In 1982 I took a subway journey in New York City. My mother’s hand closed tightly on mine, her step quickened. She was scared. Then there were the trains. Covered inside and outside, as if by one mysterious superhuman hand. The writing obeyed no rule or pattern I had ever encountered. I asked her why, but my voice was lost in her fear and the thunder and rumble of the system.

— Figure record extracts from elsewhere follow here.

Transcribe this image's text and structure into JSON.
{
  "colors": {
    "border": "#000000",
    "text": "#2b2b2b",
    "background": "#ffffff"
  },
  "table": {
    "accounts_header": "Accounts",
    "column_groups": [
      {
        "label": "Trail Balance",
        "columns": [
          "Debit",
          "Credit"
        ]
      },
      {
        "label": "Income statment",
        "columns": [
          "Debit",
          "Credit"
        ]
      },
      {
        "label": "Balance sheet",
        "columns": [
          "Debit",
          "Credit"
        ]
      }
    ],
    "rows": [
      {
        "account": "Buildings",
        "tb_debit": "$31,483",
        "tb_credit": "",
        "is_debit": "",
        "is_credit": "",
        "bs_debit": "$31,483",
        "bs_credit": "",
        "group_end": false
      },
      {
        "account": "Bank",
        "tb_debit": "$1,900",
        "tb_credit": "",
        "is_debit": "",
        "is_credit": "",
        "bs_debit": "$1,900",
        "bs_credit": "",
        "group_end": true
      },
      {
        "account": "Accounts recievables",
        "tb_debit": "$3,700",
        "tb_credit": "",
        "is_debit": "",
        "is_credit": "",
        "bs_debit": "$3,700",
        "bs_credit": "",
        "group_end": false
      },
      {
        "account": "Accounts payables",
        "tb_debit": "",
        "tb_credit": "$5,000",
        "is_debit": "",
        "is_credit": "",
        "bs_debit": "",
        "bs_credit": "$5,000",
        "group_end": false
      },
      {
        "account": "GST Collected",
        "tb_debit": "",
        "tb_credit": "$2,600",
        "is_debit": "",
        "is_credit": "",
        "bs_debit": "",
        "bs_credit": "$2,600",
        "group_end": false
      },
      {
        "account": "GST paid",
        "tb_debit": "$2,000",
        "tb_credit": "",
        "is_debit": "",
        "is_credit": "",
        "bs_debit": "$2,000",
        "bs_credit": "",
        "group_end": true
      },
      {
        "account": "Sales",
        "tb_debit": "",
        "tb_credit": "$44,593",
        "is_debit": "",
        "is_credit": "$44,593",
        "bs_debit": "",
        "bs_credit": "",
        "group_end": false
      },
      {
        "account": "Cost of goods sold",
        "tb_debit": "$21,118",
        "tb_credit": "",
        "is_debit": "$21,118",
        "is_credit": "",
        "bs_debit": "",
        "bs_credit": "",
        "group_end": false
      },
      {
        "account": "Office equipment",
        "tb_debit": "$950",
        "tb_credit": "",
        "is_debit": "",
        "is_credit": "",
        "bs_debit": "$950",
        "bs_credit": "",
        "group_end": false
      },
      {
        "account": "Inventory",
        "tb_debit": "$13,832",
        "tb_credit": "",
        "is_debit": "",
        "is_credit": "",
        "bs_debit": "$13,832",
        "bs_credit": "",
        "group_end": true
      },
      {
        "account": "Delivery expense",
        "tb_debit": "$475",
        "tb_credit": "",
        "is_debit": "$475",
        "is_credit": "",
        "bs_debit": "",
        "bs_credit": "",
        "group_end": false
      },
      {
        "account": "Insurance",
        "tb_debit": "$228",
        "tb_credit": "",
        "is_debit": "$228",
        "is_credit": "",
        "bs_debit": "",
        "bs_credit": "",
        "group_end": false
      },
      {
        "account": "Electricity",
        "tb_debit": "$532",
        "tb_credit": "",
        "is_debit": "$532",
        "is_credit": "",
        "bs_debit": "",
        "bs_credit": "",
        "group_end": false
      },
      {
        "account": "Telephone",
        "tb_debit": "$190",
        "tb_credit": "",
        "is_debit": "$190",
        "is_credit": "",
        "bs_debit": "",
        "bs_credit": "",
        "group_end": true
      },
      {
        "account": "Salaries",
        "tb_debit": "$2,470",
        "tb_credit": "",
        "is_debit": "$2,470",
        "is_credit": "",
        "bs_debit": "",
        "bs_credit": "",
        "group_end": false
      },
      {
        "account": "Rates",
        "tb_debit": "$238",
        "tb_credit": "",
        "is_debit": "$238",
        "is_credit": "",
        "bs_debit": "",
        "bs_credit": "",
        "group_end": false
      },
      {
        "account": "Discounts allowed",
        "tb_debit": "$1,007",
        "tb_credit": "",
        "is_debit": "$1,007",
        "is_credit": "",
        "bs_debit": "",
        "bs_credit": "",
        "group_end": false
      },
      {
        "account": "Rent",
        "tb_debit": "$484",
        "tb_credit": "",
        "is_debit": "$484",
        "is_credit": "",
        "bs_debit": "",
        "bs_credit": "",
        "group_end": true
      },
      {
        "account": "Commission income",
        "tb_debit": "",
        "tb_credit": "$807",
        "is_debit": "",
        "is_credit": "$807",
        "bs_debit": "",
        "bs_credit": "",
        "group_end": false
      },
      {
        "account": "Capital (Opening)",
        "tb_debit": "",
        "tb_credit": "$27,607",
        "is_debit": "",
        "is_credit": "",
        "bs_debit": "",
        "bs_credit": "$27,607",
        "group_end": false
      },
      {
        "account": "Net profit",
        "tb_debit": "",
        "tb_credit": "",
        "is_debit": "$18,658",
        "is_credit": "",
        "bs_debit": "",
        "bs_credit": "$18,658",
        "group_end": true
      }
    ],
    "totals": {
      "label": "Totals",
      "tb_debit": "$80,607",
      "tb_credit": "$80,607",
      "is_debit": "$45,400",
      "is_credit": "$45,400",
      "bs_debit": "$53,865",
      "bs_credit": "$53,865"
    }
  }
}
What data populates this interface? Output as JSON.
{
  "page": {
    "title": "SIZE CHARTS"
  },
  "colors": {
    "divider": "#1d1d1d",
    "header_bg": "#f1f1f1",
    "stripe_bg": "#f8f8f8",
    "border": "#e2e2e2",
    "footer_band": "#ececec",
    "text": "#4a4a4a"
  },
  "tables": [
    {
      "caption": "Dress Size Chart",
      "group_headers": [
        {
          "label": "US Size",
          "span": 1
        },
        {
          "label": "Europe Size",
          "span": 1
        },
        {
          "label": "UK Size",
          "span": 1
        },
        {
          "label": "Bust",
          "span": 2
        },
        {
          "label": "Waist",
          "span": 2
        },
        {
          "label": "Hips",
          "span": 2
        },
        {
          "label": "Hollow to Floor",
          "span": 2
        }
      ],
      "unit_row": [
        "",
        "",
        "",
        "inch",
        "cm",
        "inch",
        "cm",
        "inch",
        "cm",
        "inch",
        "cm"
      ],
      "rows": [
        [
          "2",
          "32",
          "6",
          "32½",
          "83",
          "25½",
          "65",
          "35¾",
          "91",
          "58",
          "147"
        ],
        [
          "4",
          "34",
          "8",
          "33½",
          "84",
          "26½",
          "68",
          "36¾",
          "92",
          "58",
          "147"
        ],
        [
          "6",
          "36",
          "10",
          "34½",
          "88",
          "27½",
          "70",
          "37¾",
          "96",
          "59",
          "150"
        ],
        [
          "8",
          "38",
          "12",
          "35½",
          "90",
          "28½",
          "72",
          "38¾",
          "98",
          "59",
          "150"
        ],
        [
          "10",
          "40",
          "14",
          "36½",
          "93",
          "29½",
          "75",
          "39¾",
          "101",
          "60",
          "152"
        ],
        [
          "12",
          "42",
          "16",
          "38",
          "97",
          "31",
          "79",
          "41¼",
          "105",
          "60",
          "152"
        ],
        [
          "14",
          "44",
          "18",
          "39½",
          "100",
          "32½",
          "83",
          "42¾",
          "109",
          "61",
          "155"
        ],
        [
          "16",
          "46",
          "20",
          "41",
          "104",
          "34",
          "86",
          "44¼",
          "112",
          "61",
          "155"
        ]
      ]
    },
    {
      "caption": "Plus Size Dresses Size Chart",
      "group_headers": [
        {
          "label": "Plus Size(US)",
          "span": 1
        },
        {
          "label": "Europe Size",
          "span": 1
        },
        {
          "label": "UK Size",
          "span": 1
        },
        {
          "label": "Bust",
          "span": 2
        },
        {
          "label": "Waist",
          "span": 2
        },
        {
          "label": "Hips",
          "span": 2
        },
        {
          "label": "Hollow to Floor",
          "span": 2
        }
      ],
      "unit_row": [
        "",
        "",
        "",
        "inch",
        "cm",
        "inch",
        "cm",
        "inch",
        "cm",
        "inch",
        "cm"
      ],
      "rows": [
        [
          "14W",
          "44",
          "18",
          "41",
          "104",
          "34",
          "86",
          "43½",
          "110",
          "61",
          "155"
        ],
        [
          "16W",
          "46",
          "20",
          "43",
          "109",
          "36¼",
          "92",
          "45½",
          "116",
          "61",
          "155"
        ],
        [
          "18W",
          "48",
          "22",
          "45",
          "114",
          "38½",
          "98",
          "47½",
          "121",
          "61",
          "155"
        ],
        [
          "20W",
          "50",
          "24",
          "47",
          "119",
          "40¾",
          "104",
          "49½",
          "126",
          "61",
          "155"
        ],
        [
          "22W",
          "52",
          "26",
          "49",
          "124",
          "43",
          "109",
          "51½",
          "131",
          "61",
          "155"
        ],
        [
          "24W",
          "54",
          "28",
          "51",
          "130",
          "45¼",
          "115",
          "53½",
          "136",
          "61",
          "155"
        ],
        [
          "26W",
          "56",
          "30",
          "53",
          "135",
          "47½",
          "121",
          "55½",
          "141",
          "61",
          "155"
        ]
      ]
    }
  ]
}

1987: Flo 2 and Snatch on the ledge at Royal Oak

I grew up in Ladbroke Grove, the birthplace of graffiti in the UK. The Westway provided unlimited concrete canvass. The first piece in London was painted there, by Futura 2000, who made a rap track with locals The Clash. Henry Chalfant took the iconic picture of the nascent London graffiti scene yards away on the Westbourne Park footbridge.

 

1987: Crame (Just 12, WozDoz, Demo, Cade) at Latimer Road

1988: Cazman by Cazbee at Westbourne Park

I was incompetent with paint and pens, slow to learn and bad at art. So I took photos. Graffiti was all around me, and growing in quality and quantity. My daily return journey to school offered me the opportunity to learn about everyone who was writing their names, how old they were, where they came from. The trains were a bulletin board; every journey, an adventure of discovery.

 

1989: Westward Ho! Push from East London rolls out of Ladbroke Grove

1989: Storm by Prime at Edgware Road

For those who participated, the inner stains remain indelible. Middle-aged men with children and jobs use their graffiti names on Facebook. Some moved on, some stayed involved. Some even manufacture and market their own paint, which they sell in their own shops. Using such paint, a new generation films itself in action, and posts the results to the internet. The act was once carried out in secrecy, with only the work remaining to be seen. Today graffiti is removed so quickly, all that remains is the act itself.